On the other hand, in datasets where strong correlations among variables are expected, such as is common in GM, where additional covariance is introduced by the Procrustes superimposition itself (Rohlf and Slice, 1990) and many semilandmarks are used (because physically close semilandmarks tend to covary strongly), one might hope to circumvent some of the issues raised in this paper by reducing the number of variables used in the bgPCA. Indeed, in GM studies, it is often the case that distance matrices among specimens assessed using a few landmarks are highly correlated with those derived from the full set of landmarks plus many semilandmarks (Skinner et al. 2009; Ferretti et al. 2013; Watanabe 2018; Galimberti et al. 2019). This can be assessed formally, for instance, through matrix correlations where testing whether full (all landmarks and semilandmarks) and reduced (a subset of the full configuration) data matrices are highly correlated. Thus, smaller ratios of \({p \mathord{\left/ {\vphantom {p {g\left( {n_{i} - 1} \right)}}} \right. \kern-0pt} {g\left( {n_{i} - 1} \right)}}\) can be achieved at the outset, simply by limiting the number of variables used in the study. If this is done, the resulting visualizations of shape differences among specimens will be less detailed, because fewer landmarks are used, but results of bgPCA will be less likely to be misleading.

It is important to bear in mind that scatterplots are not the only tool for assessing group differences.

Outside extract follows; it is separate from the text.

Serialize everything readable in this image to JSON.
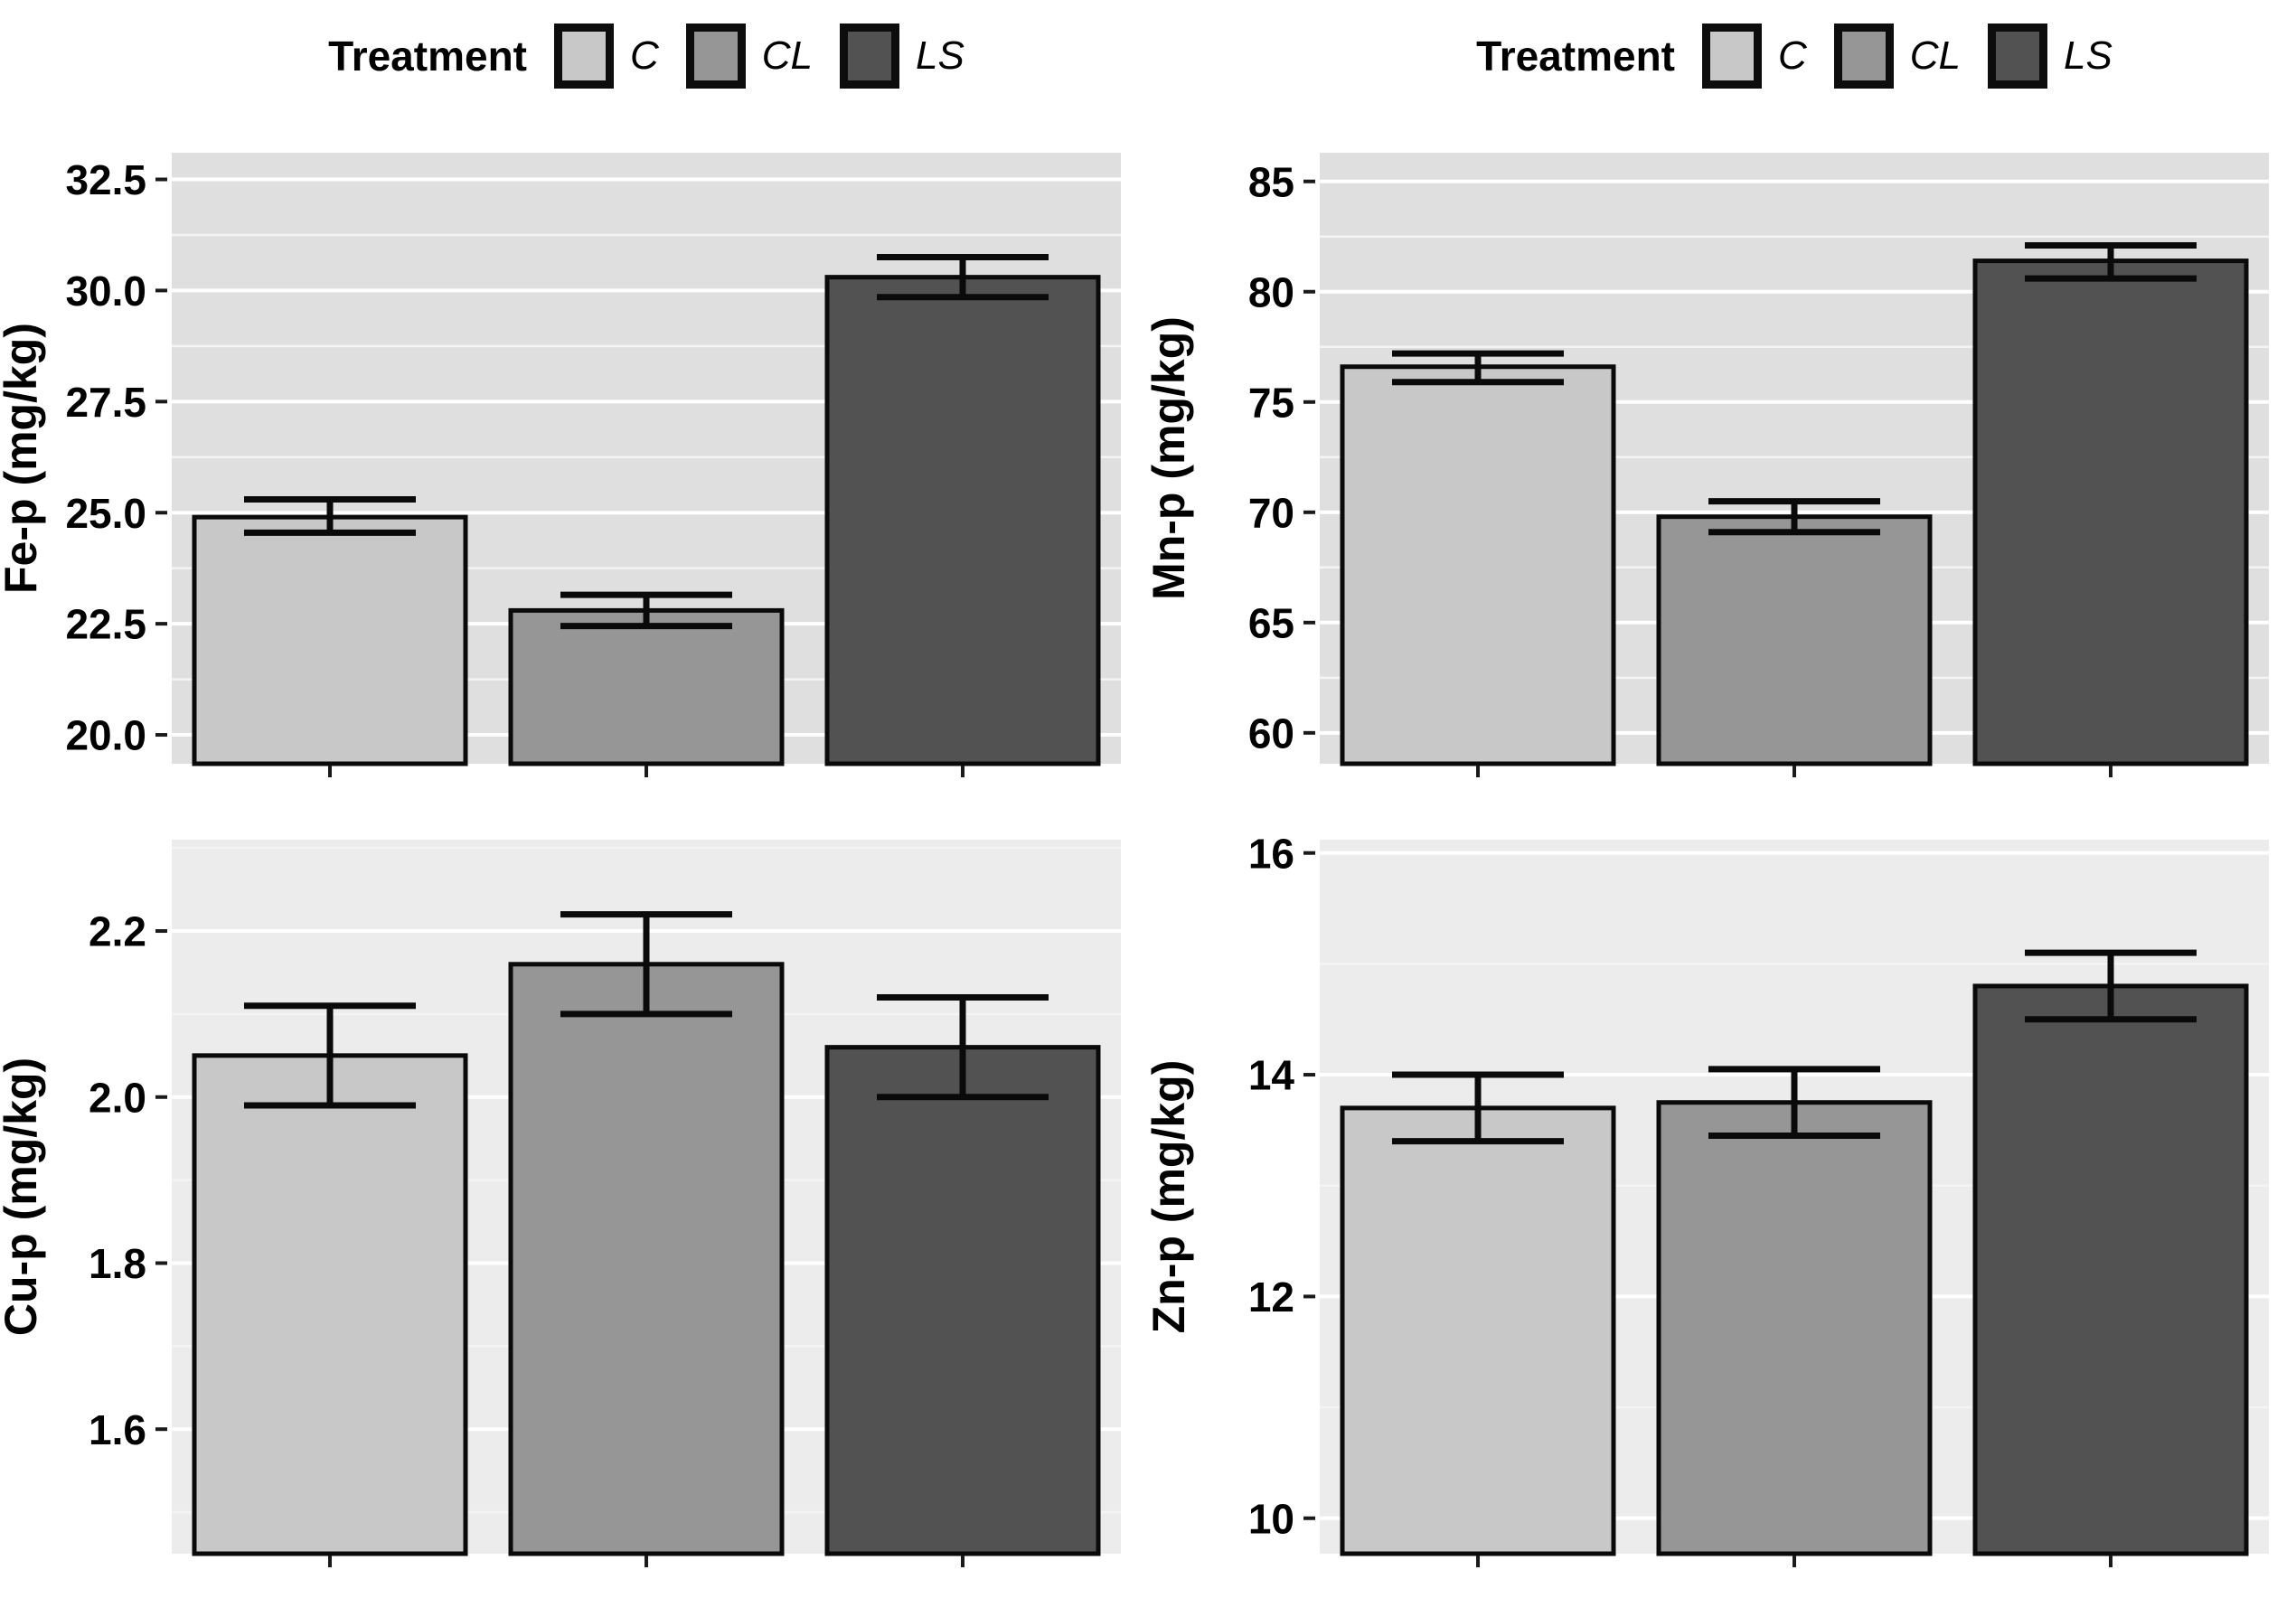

Results from a bgPCA should be complemented by tests of significance, as well as by cross-validated classifications of groups (e.g., Seetah et al. 2012). However, they must be performed using the full p-dimensional space (unlike the statistics in the ‘ad-hoc’ MANOVA Tables 2 and 3, using only bgPCs with the specific aim of assessing the magnitude of spurious group differences in the bgPCA sub-space). With small samples, and/or negligible group separation in the full data space, group differences using all p variables will be non-significant, thus alerting the user that any appearance of group separation in bgPCA scatterplots should be regarded with extreme suspicion. Also, as one of the main aims in the formulation of bgPCA by Culhane et al. 2002 was classification, the results should be checked by cross-validating bgPCAs in the full data space. Finding a cross-validated accuracy only negligibly different from that expected by chance should warn users about likely distortions in the scatterplots.

In conclusion, big datasets are increasingly common, but having very many variables does not ‘counterbalance’ the effect of small n; it could make it worse, as shown here and in Bookstein (2019). Thus, we show that in attempting to assess group distinctiveness using bgPCA there is a potential trap, in that spurious apparent groupings may emerge in scatterplots, especially when the subspace spanned by the g-1 bgPCs does not adequately reflect within group variation, as is increasingly likely to happen when p/n is large and g is small. The appearance of spurious groups in bgPCA offers a good reminder of how a large number of descriptors might bring problems as well as benefits, with the problems sometimes potentially outweighing the benefits. Indeed, as with other methods (Hair et al. 2009; Bookstein 2017), bgPCA provides another example of the potential perils of high dimensional data, and of the possible misuse of techniques and misinterpretation of findings, when the basic issues of sampling error and data dimensionality are not clearly borne in mind.